Portland – My Story: Working to put a human face on the City’s changing demographics, a local arts-related organization called My Story developed a project—”We Are Portland”—to teach communities the fundamentals of photography. Using these new skills, community members took family portraits, simultaneously presenting how they see themselves and documenting the diversity of Portlanders.
Houseguest: a public art intervention and artist residency at Pioneer Courthouse Square in Downtown Portland, Oregon.
Signal Fire Arts: builds the cultural value of the natural world by connecting artists to the remaining wild places. Their projects foster self-reliance, creative energy, and interdisciplinary collaboration, and utilize public lands to advocate for equitable access to, and protection of, these vital places.
Creek College: an experimental school in Portland, Oregon that takes place on Johnson Creek environmental sites, and combines art classes with environmental restoration. It’s free for people to take classes and in return they have to do a form of restoration on the Creek.
Portland State University Arts and Social Practice MFA: a 3-year, flexible residency program that combines individual research, group work, and experiential learning, and the course is led by Harrell Fletcher.
Artists who I met up with, spoke to or connected to about my research:
Erica Meryl Thomas: Artist, curator and producer. Erica’s work explores relationships, intimacy, and public/private presentations of the self through designed experience, for audiences of one, and audiences of hundreds. Current work includes her ‘self-declared’ Artist in Residence opening up her domestic life and personal space as a site of experiential research, experimentation and engagement. Projects include: Urban Ecology Tour Series, Pillow Talk, and Dreamland.
Sharita Towne: ‘Our past burdens give shape to what worlds we may build, now and in the future‘. As an artist Sharita Towne is interested in unpacking these burdens, in understanding how they mold our present selves, and in trying to give rise to a collective catharsis. She works in education, printmaking, video, stereo-photography, translation, and social practice, with one of her most recent projects being Our City In Stereo.

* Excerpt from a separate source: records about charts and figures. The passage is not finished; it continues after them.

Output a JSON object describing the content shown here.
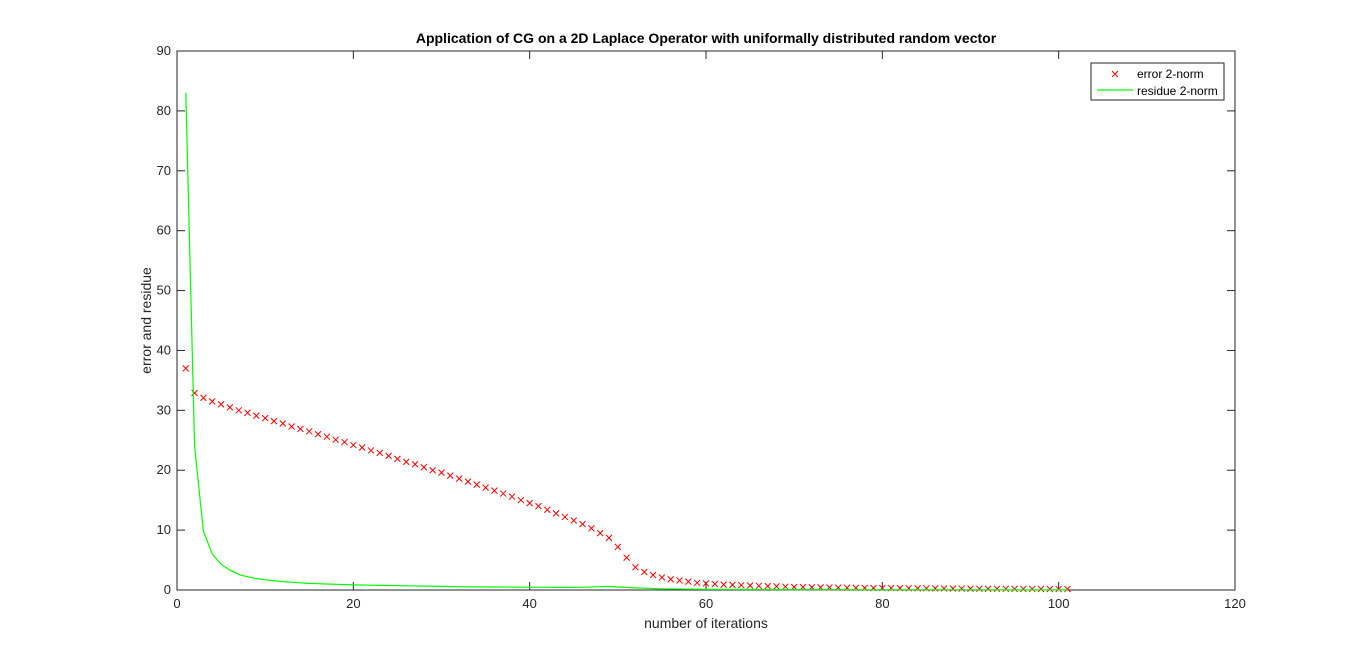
{
  "chart_data": {
    "type": "line",
    "title": "Application of CG on a 2D Laplace Operator with uniformally distributed random vector",
    "xlabel": "number of iterations",
    "ylabel": "error and residue",
    "xlim": [
      0,
      120
    ],
    "ylim": [
      0,
      90
    ],
    "xticks": [
      0,
      20,
      40,
      60,
      80,
      100,
      120
    ],
    "yticks": [
      0,
      10,
      20,
      30,
      40,
      50,
      60,
      70,
      80,
      90
    ],
    "grid": false,
    "legend_position": "top-right",
    "series": [
      {
        "name": "error 2-norm",
        "style": "markers-x",
        "color": "#ff0000",
        "x": [
          1,
          2,
          3,
          4,
          5,
          6,
          7,
          8,
          9,
          10,
          11,
          12,
          13,
          14,
          15,
          16,
          17,
          18,
          19,
          20,
          21,
          22,
          23,
          24,
          25,
          26,
          27,
          28,
          29,
          30,
          31,
          32,
          33,
          34,
          35,
          36,
          37,
          38,
          39,
          40,
          41,
          42,
          43,
          44,
          45,
          46,
          47,
          48,
          49,
          50,
          51,
          52,
          53,
          54,
          55,
          56,
          57,
          58,
          59,
          60,
          61,
          62,
          63,
          64,
          65,
          66,
          67,
          68,
          69,
          70,
          71,
          72,
          73,
          74,
          75,
          76,
          77,
          78,
          79,
          80,
          81,
          82,
          83,
          84,
          85,
          86,
          87,
          88,
          89,
          90,
          91,
          92,
          93,
          94,
          95,
          96,
          97,
          98,
          99,
          100,
          101
        ],
        "values": [
          37.0,
          32.9,
          32.1,
          31.5,
          31.0,
          30.5,
          30.0,
          29.6,
          29.1,
          28.7,
          28.2,
          27.8,
          27.3,
          26.9,
          26.5,
          26.0,
          25.6,
          25.1,
          24.7,
          24.2,
          23.8,
          23.3,
          22.9,
          22.4,
          21.9,
          21.4,
          21.0,
          20.5,
          20.0,
          19.6,
          19.1,
          18.6,
          18.1,
          17.6,
          17.1,
          16.6,
          16.1,
          15.6,
          15.0,
          14.5,
          14.0,
          13.4,
          12.8,
          12.2,
          11.6,
          11.0,
          10.3,
          9.5,
          8.7,
          7.2,
          5.4,
          3.8,
          3.0,
          2.5,
          2.1,
          1.8,
          1.6,
          1.4,
          1.2,
          1.1,
          1.0,
          0.9,
          0.85,
          0.8,
          0.75,
          0.7,
          0.65,
          0.6,
          0.55,
          0.5,
          0.48,
          0.46,
          0.44,
          0.42,
          0.4,
          0.38,
          0.36,
          0.35,
          0.34,
          0.33,
          0.32,
          0.31,
          0.3,
          0.29,
          0.28,
          0.27,
          0.26,
          0.25,
          0.24,
          0.23,
          0.22,
          0.21,
          0.2,
          0.2,
          0.19,
          0.18,
          0.18,
          0.17,
          0.17,
          0.16,
          0.16
        ]
      },
      {
        "name": "residue 2-norm",
        "style": "line",
        "color": "#00ff00",
        "x": [
          1,
          2,
          3,
          4,
          5,
          6,
          7,
          8,
          9,
          10,
          11,
          12,
          13,
          14,
          15,
          16,
          17,
          18,
          19,
          20,
          22,
          24,
          26,
          28,
          30,
          32,
          34,
          36,
          38,
          40,
          42,
          44,
          46,
          48,
          49,
          50,
          52,
          55,
          60,
          65,
          70,
          75,
          80,
          85,
          90,
          95,
          100,
          101
        ],
        "values": [
          83.0,
          24.0,
          9.8,
          6.0,
          4.3,
          3.3,
          2.6,
          2.2,
          1.9,
          1.7,
          1.55,
          1.4,
          1.3,
          1.2,
          1.1,
          1.05,
          1.0,
          0.95,
          0.9,
          0.85,
          0.8,
          0.75,
          0.7,
          0.65,
          0.6,
          0.55,
          0.52,
          0.5,
          0.48,
          0.46,
          0.45,
          0.44,
          0.45,
          0.55,
          0.6,
          0.5,
          0.35,
          0.2,
          0.12,
          0.08,
          0.06,
          0.05,
          0.04,
          0.03,
          0.03,
          0.02,
          0.02,
          0.02
        ]
      }
    ]
  }
}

Ariana Jacob – Public Wondering: makes artwork that uses conversation as a medium and as a subjective research method, exploring experiences of interdependence and disconnection, questioning her own idealistic beliefs, and investigating how people make culture and culture makes people. Projects include: Conversation Station, The American Society for Personally Questioning Political Questions, and Houseguest residency S.A.D. Park.
Peg Butler: Peg is a systems thinker and interdisciplinary artist/designer whose work often relates to issues of cultural and ecological health. She has worked with many organisations and individuals on projects that instigate engagement and interaction with the urban environment, placemaking and ecological thinking. Projects include: Bucket Brigade, Dekumstruction, and the Skyline Tavern Project which integrates art, ecology, health (and beer) on a six acre site next to Forest Park in Portland, with land and space for experiments and public participation.
Blair Saxon Hill: Artist and co-founder of Monograph Bookwerks.
Taryn Tomasello: Artist, in particular her work Ross Island Residency, a renegade self-declared residency and a ritual-relational witness of trespass. Taryn is currently researching social housing projects, extraction and mining, and humanetics.
Adam Kuby: makes art works that are collaborations with the built and natural world that foster a sense of connectedness. Each site offers the chance to explore how human and non-human ecologies can better coexist through parallel layers of meaning and purpose, and contemporary place-making. Adam has made many public artworks in Portland.
Linda K Johnson: For over three decades as an Oregon native, Linda has been contributing as a maker, performer, academic, somatic educator, Contemporary Alexander Technique teacher, mentor, curator, and arts administrator.
And lastly …
Mill Ends Park, Portland Riverfront: the smallest park in the world.